Zim grew tired of his everyday habits, squirming around the house in search of some form of entertainment. Several times, he thought of teatime with Gir and Mini Moose, but the idea made him shudder in fear. Now, he sat in his chair in the lab, leaning back into the cushions. Thoughts ran through his mind, the unforgettable moment of that day acting as the seed of these thoughts. A wire exited the ceiling, taking the empty wrappers and chip bags away from Zim. What if…I could take over Irk? Then I could kill those little… He snickered, letting the thought fade away. He could never do that with his small voot cruiser, another thought forming in his head. Since I'm a defect, is that why I was always treated differently? A defect… I'm a defect… does that affect just my pak? What if Zim's body is affected as well? That is probably why I'm short. He frowned at this thought, pride keeping him from thinking too much about his lack of height. Is it because I was hanging around these INFERIOR stinky hyumans? Or have I been a defect before that? Maybe… Maybe my pak was intelligent, and decided to blend in with these hyumans? Then, that's why I got these icky feelings! Then they decided to banish me! I need more cotton candy…

"Computer!" he yelled aloud, pausing his thoughts only to get the desired treat. "Bring me some…pink cotton candy!" He pulled his arms into the air, hands open in a 'Gimme' motion. After getting his sugary sweet, he continued his thoughts.

But…I've had these feelings since I was born! That doesn't mean I'm a defect, does it? They're all the same as any Irken's feelings. Possessiveness, Anger, Superiority… At least I think that's what they are…

Zim suddenly felt uncertain about his feelings. He had best described them as an Irken's way of thinking, yet the nagging fact that he was a defect made him think otherwise. Does this mean my FEELINGS are false? No, because I feel my feelings with feelingness… It just means that my feelings are normal… but then that means they could be different! For all I know, my FEELINGS could be the cause of my defective appearance towards my race! Then, that means my feelings aren't Irken…Then what about the Dib-filth? Does that mean my hatred towards him is fake? NO! Never! His… filthy, big-head is filled with mush! He is my true, mortal enemy! But… I need to make sure…

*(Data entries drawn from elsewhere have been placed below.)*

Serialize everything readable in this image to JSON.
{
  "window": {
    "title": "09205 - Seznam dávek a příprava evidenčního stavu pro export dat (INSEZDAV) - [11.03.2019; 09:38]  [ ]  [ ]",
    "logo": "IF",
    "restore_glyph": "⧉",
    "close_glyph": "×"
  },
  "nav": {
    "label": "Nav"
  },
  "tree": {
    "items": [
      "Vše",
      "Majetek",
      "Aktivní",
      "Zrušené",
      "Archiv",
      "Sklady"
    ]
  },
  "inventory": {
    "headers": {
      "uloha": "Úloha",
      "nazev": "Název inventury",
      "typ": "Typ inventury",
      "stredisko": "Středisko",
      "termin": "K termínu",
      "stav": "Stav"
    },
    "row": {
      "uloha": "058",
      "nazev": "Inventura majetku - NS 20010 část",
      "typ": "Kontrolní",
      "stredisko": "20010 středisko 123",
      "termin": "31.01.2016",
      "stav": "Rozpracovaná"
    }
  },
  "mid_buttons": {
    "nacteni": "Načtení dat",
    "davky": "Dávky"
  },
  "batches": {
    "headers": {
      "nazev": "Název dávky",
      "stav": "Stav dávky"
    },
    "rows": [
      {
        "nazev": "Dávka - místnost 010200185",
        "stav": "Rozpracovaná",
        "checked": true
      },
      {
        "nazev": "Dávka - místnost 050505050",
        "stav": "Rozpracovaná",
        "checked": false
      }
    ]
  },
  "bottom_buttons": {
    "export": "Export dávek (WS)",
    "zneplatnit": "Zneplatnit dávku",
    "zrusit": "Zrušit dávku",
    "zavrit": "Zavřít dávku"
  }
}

Zim sat up in his chair, trying impossibly hard to erase the thought from his memories. The need to prove that his feelings of hatred towards Dib were real became an impulsive urge. Standing up, he marched around, just to sit back down in his chair. He glared intently at the computer screen in front of him as if he might lose the staring contest he was having with it. With a sigh of defeat, he pulled up the Internet, typing in the word Google. It pulled up the search, his green, three-fingered hand hesitantly typing in,

'What is hatred?' Entering the question, the website showed several links answering similar questions to his. Clicking on one, he read it fully, absorbing the details. 'When you hate someone, you get entirely annoyed when they're around you, and you want to be away from them as much as possible. Then, you feel like killing them or something because they bother you too much. You just probably can't stand them, and their personality!' Zim imagined the person to have defined this, to have true hatred towards another person. Zim concluded that this was not how he felt towards Dib.

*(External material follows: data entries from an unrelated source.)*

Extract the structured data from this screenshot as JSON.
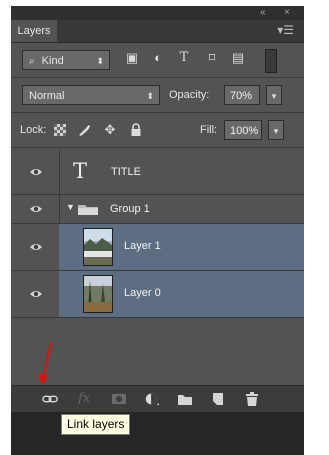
{
  "window": {
    "collapse_icon": "double-chevron-icon",
    "close_icon": "close-icon",
    "collapse_glyph": "«",
    "close_glyph": "×"
  },
  "panel": {
    "tab_label": "Layers",
    "menu_icon": "panel-menu-icon"
  },
  "filter": {
    "kind_label": "Kind",
    "icons": [
      "image-filter-icon",
      "adjustment-filter-icon",
      "type-filter-icon",
      "shape-filter-icon",
      "smart-object-filter-icon"
    ]
  },
  "blend": {
    "mode": "Normal",
    "opacity_label": "Opacity:",
    "opacity_value": "70%"
  },
  "lock": {
    "label": "Lock:",
    "icons": [
      "lock-transparent-pixels-icon",
      "lock-image-pixels-icon",
      "lock-position-icon",
      "lock-all-icon"
    ],
    "fill_label": "Fill:",
    "fill_value": "100%"
  },
  "layers": [
    {
      "name": "TITLE",
      "kind": "type",
      "visible": true,
      "selected": false
    },
    {
      "name": "Group 1",
      "kind": "group",
      "visible": true,
      "selected": false,
      "expanded": true
    },
    {
      "name": "Layer 1",
      "kind": "image",
      "visible": true,
      "selected": true
    },
    {
      "name": "Layer 0",
      "kind": "image",
      "visible": true,
      "selected": true
    }
  ],
  "footer": {
    "buttons": [
      "link-layers-icon",
      "fx-icon",
      "layer-mask-icon",
      "adjustment-layer-icon",
      "new-group-icon",
      "new-layer-icon",
      "trash-icon"
    ],
    "fx_label": "fx"
  },
  "tooltip": {
    "text": "Link layers"
  },
  "colors": {
    "panel_bg": "#535353",
    "selected_row": "#5d6e82",
    "annotation_arrow": "#e01010",
    "tooltip_bg": "#ffffe1"
  }
}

Over the years, he stopped feeling the need to send Dib to his bloody, horrid, pitiful demise. Instead, he was satisfied with winning against Dib in their battles. He also did not want to be away from Dib, at all. Instead, he kept a close eye on him, getting in as many fights as possible with the boy. Excluding now, when he had spent his weeks in seclusion, his 'parents' describing to the Skool how he was sick, and wouldn't be attending the middle school for quite some time. He felt sick anyhow, so at least he wasn't entirely lying. Exiting the link, Zim typed in 'I like being around this person. He's annoying, but I feel like he is my equal compared to others. What is this feeling?' The search didn't come up with many answers, but by chance a person had asked a similar question on a link. Clicking on this page, he read the response this person got. 'You silly! How can you not know it? You like them!' That simple phrase echoed in his head, he imagined someone quite girly saying that, but it shocked Zim to complete, utter, horror.

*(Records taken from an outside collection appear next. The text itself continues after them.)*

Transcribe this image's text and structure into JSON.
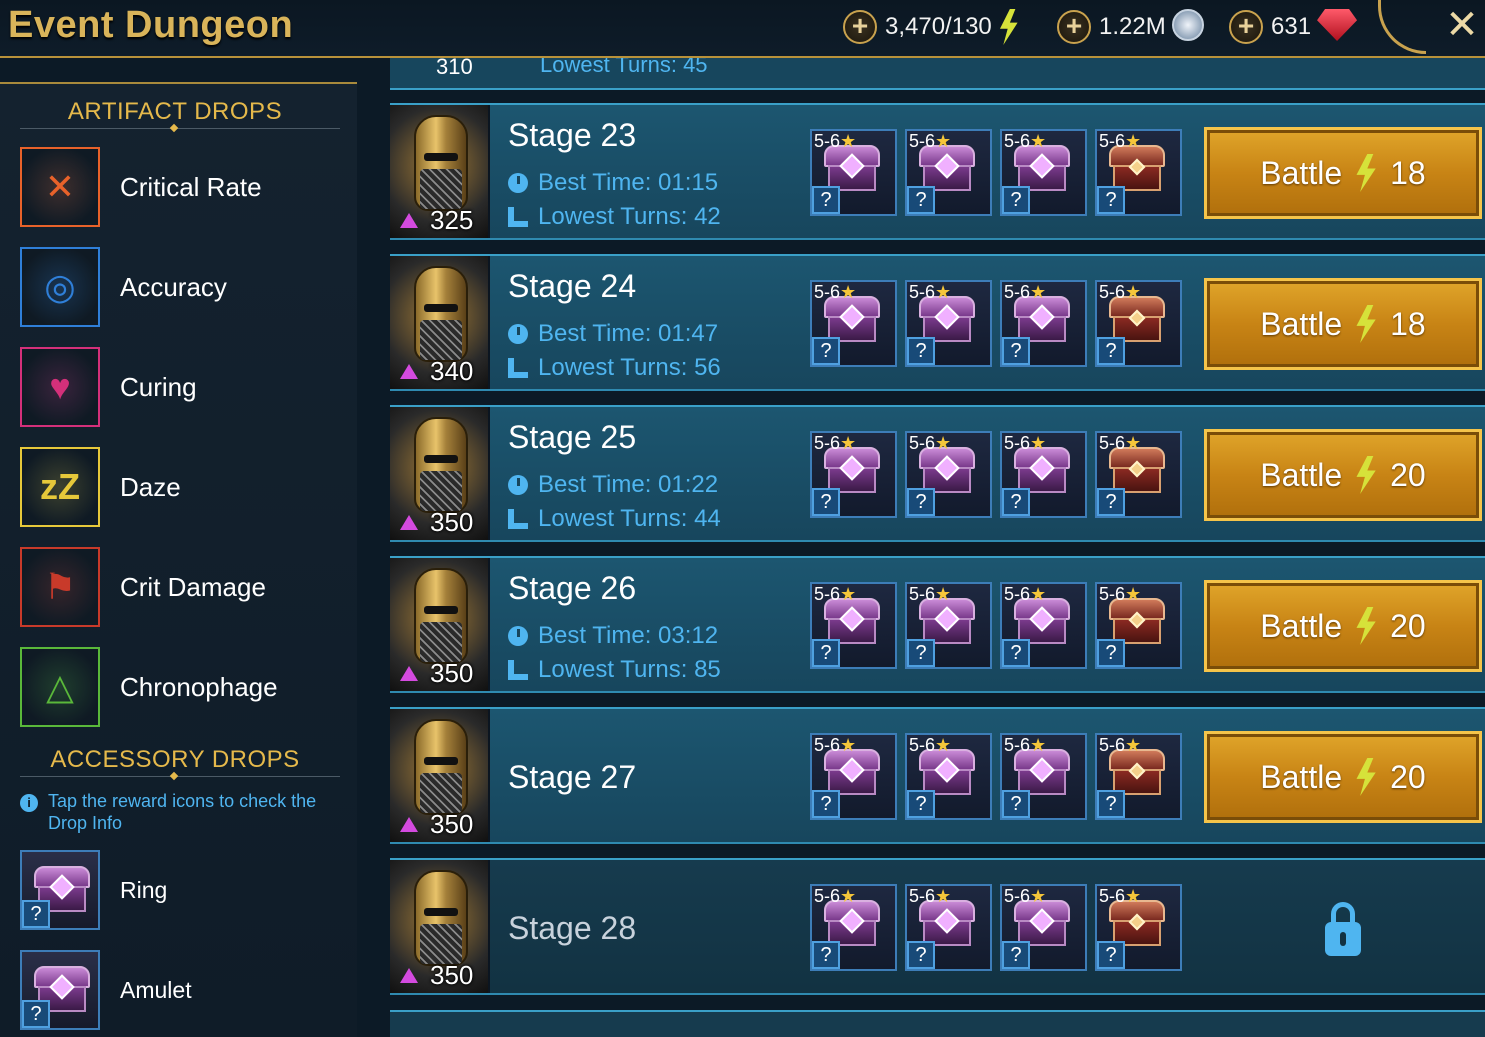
{
  "header": {
    "title": "Event Dungeon",
    "energy": "3,470/130",
    "silver": "1.22M",
    "gems": "631",
    "close_icon": "close-icon",
    "colors": {
      "accent": "#d9b45a",
      "energy_bolt": "#d6e23a"
    }
  },
  "sidebar": {
    "artifact_title": "ARTIFACT DROPS",
    "artifacts": [
      {
        "label": "Critical Rate",
        "icon": "crossed-swords-icon",
        "color": "#e8622a"
      },
      {
        "label": "Accuracy",
        "icon": "target-icon",
        "color": "#2f7fd8"
      },
      {
        "label": "Curing",
        "icon": "heart-plus-icon",
        "color": "#d4307a"
      },
      {
        "label": "Daze",
        "icon": "zzz-icon",
        "color": "#e6c83a"
      },
      {
        "label": "Crit Damage",
        "icon": "axe-icon",
        "color": "#c83a2a"
      },
      {
        "label": "Chronophage",
        "icon": "triangle-rings-icon",
        "color": "#5ab83a"
      }
    ],
    "accessory_title": "ACCESSORY DROPS",
    "info": "Tap the reward icons to check the Drop Info",
    "accessories": [
      {
        "label": "Ring",
        "q": "?"
      },
      {
        "label": "Amulet",
        "q": "?"
      }
    ]
  },
  "stages": {
    "partial_top": {
      "power": "310",
      "text": "Lowest Turns: 45"
    },
    "list": [
      {
        "name": "Stage 23",
        "power": "325",
        "best_time": "Best Time: 01:15",
        "lowest_turns": "Lowest Turns: 42",
        "battle": "Battle",
        "cost": "18",
        "locked": false
      },
      {
        "name": "Stage 24",
        "power": "340",
        "best_time": "Best Time: 01:47",
        "lowest_turns": "Lowest Turns: 56",
        "battle": "Battle",
        "cost": "18",
        "locked": false
      },
      {
        "name": "Stage 25",
        "power": "350",
        "best_time": "Best Time: 01:22",
        "lowest_turns": "Lowest Turns: 44",
        "battle": "Battle",
        "cost": "20",
        "locked": false
      },
      {
        "name": "Stage 26",
        "power": "350",
        "best_time": "Best Time: 03:12",
        "lowest_turns": "Lowest Turns: 85",
        "battle": "Battle",
        "cost": "20",
        "locked": false
      },
      {
        "name": "Stage 27",
        "power": "350",
        "best_time": "",
        "lowest_turns": "",
        "battle": "Battle",
        "cost": "20",
        "locked": false
      },
      {
        "name": "Stage 28",
        "power": "350",
        "best_time": "",
        "lowest_turns": "",
        "battle": "",
        "cost": "",
        "locked": true
      }
    ],
    "drop_rank": "5-6",
    "drop_q": "?"
  }
}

"That is definitely NOT how I feel towards the stink-monkey!" He yelled, thrashing about his laboratory.

Panic swelled in his throat, the room somehow shrinking around him. He thought about it, somehow it made perfect sense to his brain. The games became fun! He watched the hyuman because he wanted to, laughing at him as rotten food was thrown at him, and it lead to this? Zim didn't want to believe the site, but knew the truth in that phrase. Or was it truth? Maybe this website doesn't get how he feels! Maybe he was going crazy, hallucinating, and believing in anything he sees? He stood in the middle of the room, arguing with himself, if he should believe that person or not. He decided to believe it. Defect? How was he supposed to know what to feel? They didn't prepare him at all for this before they abandoned him. Zim's stomach churned, he needed more sweets. He was going to act on this- feeling before he doubted himself again. He was discarded from his own race, but that didn't mean no one would accept him. Dib, did, after all, see past his disguise, and realize the alien hidden behind his master camouflage. I'm not going to be this lonely and lazy while I live on Earth… it will be quite a long time, anyways. Might as well live it out with someone I can stand... Sitting back down in his office chair, he pressed his forefinger to his temples, rubbing the spots to rid himself of the newly forming headache. A small, sincere smile graced his face. The thought of researching something new was making him giddy with excitement; no matter what the topic was, as long as he was researching something.


=3 Reviews! Please? I want to know what to change! Or, ideas...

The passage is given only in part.